Steven Lujan, also a senior, said it was important for him to help organize the event because a lot of people stigmatize "and I didn't want that to continue around campus."

He also wants to make sure everyone knows where to get resources.

Joel Sanjuan, also a senior, said living in such a chaotic society with so much negative news made organizing the fair both personal to him, and a way to help the community.

"What we're trying to do is to combat stigma in order to make seeking help normal, and in reality make it as if it wasn't the wrong thing in the first place," he said.

Presenters at this second annual fair included the San Bernardino County Department of Behavioral Health, Spring to Autumn Family Counseling, University of Redlands, South Coast Counseling Services, and campus clubs.

There was also art therapy, including origami, and painting tiles for a mosaic.
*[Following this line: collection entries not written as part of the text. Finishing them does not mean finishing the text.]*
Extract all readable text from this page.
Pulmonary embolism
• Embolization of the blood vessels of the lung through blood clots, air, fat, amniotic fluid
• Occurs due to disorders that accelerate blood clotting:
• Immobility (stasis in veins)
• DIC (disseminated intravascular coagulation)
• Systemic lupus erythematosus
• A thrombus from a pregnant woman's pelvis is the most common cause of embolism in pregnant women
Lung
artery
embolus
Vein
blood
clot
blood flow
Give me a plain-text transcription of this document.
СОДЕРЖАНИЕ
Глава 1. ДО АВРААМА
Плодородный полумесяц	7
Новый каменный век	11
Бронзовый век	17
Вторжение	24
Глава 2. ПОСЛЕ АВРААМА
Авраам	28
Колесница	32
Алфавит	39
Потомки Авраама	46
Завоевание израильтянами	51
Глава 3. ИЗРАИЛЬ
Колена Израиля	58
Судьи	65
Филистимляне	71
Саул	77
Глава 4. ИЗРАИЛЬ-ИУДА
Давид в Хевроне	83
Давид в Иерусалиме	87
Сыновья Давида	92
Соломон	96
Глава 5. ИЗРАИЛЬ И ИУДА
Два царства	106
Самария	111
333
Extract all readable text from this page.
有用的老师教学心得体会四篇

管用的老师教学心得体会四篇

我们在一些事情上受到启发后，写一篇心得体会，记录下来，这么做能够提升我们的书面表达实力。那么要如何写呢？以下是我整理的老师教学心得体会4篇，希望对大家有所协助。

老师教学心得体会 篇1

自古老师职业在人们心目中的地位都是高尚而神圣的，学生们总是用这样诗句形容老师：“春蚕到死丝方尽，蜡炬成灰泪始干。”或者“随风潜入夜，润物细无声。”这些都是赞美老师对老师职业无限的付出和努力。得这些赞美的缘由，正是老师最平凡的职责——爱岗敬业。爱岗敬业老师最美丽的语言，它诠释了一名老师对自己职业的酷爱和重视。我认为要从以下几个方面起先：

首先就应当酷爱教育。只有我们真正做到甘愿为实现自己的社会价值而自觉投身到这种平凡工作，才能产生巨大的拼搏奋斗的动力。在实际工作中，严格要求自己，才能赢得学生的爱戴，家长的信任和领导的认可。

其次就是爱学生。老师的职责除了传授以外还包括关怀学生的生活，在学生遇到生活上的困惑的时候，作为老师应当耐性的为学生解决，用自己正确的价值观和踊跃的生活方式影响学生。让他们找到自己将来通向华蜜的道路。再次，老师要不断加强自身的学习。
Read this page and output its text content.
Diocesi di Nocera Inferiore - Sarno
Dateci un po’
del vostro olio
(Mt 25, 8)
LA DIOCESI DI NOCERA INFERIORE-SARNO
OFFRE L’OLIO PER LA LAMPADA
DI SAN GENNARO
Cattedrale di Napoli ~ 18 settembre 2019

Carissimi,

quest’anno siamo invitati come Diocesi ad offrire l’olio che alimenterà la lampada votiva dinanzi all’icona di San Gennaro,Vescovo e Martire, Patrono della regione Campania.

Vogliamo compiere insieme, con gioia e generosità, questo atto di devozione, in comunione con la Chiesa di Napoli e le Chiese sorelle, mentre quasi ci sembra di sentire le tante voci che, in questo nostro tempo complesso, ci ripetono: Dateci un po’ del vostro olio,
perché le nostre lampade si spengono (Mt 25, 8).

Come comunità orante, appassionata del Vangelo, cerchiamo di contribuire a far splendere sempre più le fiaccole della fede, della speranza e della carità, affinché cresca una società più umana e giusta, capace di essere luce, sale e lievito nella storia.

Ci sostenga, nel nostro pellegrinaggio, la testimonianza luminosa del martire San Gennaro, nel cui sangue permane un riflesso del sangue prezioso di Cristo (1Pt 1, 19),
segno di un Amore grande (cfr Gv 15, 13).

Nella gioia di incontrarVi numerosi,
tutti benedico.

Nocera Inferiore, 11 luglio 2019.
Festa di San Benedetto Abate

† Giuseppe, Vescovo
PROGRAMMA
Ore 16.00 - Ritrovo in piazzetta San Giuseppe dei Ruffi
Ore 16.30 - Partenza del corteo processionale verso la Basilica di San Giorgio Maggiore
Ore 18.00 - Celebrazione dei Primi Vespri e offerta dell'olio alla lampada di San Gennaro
There were games knocking down pins representing different mental health stigmas such as "mental illnesses are not real," and a table on how social media increases anxiety for teens.

"There are so many stigmas around mental health that prevent our student population from seeking the help that they need," said ROP teacher Wendy McClung, who helped the students organize the event. "Normalizing treatment for mental illness and seeking help for mental illness actually opens doors for students."

The organizers themselves got to apply how to use positive mental attitudes when rain forced the fair into the gym and the lights went out.

Students stayed positive, saying "we've got to get this done, even if we have to use the flashlights in our phones," McClung said.

McGuire said she'd love to see the idea spread to other schools.

Redlands Unified School District spokeswoman MaryRone Shell said in an email that the district is working on building partnerships to advocate and spread awareness for mental health and suicide prevention.

She said the district hopes that by accessing the fair "our students will know that they are all valued, there is hope and if they need it, there is help."

Shell shared a 24-hour national suicide prevention hotline, 800-273-8255, and a crisis text line that can be reached by texting the word "home" to 741741.